I do have a good point to say about the singing; the duet between Georgina Rose Hanson (Liz Edward) and Ben Eagle (Bailiff Edwards) was fantastic! The song was so intense with the overlapping lines and the cues which were so well timed, I would go back just to hear them sing it again!
Considering there was not a lot of dialogue, you could tell there was a lot cut out, everything still flowed nicely. You could see the love story between Thomas and Liz, Liz’s anger at her dad for not standing up to the Nazis for Jersey, how Captain Gunther Scheider was becoming to hate the Nazis and what they stood for because he joined the army to protect his country not enslave. I felt even though it was shortened I still managed to connect with each character, understand their backgrounds, thoughts and feelings.

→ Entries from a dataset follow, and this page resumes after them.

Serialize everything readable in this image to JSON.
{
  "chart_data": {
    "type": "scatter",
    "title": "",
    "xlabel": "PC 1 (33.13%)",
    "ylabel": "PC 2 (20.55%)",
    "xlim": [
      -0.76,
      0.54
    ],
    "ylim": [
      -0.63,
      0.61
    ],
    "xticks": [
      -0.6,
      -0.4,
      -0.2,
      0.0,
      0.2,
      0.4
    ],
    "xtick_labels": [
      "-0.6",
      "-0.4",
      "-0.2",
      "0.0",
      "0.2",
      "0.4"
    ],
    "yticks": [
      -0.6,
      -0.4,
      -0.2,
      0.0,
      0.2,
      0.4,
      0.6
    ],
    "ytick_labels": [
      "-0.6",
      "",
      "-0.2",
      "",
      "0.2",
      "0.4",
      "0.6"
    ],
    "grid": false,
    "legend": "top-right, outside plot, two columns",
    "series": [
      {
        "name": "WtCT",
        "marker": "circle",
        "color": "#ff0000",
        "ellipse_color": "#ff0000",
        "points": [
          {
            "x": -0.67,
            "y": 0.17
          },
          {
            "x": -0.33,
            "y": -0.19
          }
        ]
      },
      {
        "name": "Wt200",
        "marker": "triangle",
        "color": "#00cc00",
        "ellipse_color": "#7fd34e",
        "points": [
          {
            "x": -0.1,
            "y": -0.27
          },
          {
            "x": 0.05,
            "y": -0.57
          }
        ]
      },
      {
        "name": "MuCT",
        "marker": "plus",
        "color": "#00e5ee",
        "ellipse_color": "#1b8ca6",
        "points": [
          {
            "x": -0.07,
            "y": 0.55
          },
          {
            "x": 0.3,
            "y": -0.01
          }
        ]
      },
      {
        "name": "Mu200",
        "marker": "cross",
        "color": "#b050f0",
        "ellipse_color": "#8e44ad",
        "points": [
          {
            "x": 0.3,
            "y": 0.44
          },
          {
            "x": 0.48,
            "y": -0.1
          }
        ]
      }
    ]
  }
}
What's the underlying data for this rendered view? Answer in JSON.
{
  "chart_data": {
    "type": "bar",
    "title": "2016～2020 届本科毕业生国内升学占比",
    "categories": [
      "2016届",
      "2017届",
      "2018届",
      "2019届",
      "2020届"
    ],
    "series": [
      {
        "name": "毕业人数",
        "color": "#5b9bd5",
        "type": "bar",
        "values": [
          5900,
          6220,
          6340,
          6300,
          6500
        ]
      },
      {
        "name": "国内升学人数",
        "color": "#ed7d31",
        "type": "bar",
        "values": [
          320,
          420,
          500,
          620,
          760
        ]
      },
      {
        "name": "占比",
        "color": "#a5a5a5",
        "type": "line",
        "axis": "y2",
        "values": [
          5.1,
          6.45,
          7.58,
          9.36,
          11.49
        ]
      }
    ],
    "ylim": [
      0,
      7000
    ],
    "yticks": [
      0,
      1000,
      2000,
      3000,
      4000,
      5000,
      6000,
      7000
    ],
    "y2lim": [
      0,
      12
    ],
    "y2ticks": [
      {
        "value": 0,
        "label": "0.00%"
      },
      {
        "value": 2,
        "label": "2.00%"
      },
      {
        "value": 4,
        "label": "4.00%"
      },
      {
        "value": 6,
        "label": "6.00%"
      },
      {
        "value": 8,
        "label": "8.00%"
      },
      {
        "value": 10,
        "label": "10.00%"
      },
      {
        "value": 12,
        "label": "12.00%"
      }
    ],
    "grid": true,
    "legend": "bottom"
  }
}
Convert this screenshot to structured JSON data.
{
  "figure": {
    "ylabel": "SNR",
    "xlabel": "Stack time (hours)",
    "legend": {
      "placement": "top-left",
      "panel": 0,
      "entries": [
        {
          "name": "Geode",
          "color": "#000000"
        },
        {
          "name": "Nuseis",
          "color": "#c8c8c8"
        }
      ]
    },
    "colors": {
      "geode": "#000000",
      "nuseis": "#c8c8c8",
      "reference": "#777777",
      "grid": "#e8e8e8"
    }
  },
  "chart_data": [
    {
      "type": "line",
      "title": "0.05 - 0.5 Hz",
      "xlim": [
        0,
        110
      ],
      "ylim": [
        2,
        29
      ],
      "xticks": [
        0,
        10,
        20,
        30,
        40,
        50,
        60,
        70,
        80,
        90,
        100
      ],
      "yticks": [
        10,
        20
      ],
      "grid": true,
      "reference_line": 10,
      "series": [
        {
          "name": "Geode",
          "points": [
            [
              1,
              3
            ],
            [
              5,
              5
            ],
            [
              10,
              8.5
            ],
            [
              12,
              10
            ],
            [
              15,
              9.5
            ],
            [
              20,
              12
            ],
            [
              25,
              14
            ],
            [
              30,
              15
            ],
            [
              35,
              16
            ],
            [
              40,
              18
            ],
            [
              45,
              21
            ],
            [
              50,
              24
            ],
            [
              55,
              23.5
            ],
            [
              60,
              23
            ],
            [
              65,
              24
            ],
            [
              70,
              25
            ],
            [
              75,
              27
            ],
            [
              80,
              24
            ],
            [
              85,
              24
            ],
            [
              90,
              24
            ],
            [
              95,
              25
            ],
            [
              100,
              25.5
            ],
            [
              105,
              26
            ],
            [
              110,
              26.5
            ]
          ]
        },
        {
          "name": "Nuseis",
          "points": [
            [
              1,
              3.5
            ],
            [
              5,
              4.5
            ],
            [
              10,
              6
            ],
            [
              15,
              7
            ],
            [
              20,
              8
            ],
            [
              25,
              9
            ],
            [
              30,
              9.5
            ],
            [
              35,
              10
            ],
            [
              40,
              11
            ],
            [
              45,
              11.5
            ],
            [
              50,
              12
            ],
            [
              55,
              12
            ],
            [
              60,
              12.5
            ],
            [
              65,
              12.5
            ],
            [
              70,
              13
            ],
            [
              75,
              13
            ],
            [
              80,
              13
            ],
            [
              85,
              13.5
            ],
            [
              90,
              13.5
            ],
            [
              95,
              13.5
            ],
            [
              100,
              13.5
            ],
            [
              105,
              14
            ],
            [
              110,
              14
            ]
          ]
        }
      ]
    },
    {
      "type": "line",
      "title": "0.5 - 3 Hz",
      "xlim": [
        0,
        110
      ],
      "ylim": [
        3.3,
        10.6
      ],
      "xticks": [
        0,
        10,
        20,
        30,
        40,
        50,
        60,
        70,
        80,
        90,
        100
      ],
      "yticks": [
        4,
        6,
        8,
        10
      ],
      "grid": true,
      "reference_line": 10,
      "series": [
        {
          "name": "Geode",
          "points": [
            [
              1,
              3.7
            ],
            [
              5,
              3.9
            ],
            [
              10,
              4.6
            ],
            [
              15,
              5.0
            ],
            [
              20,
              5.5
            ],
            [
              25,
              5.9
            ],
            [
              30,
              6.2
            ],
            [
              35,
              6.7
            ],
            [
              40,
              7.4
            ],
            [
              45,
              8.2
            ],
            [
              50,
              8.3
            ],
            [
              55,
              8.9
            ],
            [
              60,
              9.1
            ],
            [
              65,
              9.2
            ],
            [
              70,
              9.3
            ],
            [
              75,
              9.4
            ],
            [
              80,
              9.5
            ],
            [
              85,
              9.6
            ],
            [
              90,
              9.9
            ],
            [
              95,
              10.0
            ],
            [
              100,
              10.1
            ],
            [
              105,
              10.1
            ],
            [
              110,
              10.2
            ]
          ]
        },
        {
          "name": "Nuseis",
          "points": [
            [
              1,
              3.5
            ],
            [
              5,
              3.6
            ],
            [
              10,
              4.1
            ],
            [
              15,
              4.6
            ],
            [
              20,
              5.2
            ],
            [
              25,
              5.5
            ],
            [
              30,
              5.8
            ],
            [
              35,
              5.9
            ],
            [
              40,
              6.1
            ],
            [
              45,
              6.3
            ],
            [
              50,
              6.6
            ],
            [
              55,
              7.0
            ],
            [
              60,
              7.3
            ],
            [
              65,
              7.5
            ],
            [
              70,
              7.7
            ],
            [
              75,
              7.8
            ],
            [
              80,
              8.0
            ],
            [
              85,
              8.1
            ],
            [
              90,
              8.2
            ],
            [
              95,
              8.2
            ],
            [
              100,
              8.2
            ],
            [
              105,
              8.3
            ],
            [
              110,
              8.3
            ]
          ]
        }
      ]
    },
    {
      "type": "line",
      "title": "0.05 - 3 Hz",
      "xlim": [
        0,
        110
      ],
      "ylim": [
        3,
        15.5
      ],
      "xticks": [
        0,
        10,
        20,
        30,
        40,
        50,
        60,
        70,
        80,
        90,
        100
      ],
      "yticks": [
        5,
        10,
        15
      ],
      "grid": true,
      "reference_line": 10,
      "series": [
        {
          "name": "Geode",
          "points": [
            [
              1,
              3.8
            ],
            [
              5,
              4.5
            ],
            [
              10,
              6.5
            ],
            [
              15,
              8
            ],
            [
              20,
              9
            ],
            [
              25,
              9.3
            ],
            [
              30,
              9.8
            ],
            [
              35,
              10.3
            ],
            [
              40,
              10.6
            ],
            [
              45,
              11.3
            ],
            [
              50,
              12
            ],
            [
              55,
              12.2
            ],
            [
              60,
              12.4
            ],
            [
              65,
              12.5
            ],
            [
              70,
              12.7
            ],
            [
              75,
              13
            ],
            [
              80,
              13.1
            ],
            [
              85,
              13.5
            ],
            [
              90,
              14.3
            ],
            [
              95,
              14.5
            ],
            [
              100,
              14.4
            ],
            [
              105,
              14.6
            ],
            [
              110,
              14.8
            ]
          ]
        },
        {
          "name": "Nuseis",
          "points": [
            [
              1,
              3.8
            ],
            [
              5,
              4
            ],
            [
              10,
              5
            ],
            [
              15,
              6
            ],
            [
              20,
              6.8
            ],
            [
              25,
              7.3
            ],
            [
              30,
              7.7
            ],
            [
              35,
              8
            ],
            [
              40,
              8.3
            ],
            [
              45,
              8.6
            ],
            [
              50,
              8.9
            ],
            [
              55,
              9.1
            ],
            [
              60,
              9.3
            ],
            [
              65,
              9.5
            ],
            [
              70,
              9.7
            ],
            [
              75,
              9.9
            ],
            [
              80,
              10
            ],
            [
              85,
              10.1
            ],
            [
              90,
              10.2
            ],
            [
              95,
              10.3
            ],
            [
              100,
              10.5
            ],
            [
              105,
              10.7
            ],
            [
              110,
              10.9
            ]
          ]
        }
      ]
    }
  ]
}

One of the things the irritated me the most throughout were the costumes. They were great. The cast was dressed appropriately for the era the shoes, the stockings, the hats, the braces, everything was well thought about. But they clearly forgot their IRON! All the guy’s shirts were creased from the beginning and the girls’ dresses looking like they had been retrieved from a bag stuffed with clothes to go to a charity shop! The Captain’s Nazi jacket, although one of the items that wasn’t creased, it did not fit him correctly. You could tell that it was way too big and it looked like a child wearing his dad’s suit jacket!
The acting was spectacular especially from Aaron Bannister-Davis who played the main character, Thomas Carter. The emotion and the facial expressions he used felt like it was real life and at times I almost forgot that I was sat in a theatre. It felt as though I was his friend and I was there to help him through his pain and to stand by his side as he rose up against the Nazis to take our homeland back.
Overall the show itself was great, but there is a lot of room for improvement. I would happily see this again if I could be confident that the quality of the singing had improved. If you like historical musical and don’t mind the odd good song being ruined but are up for an emotional, heartfelt storytelling, I’d strongly recommend you see this.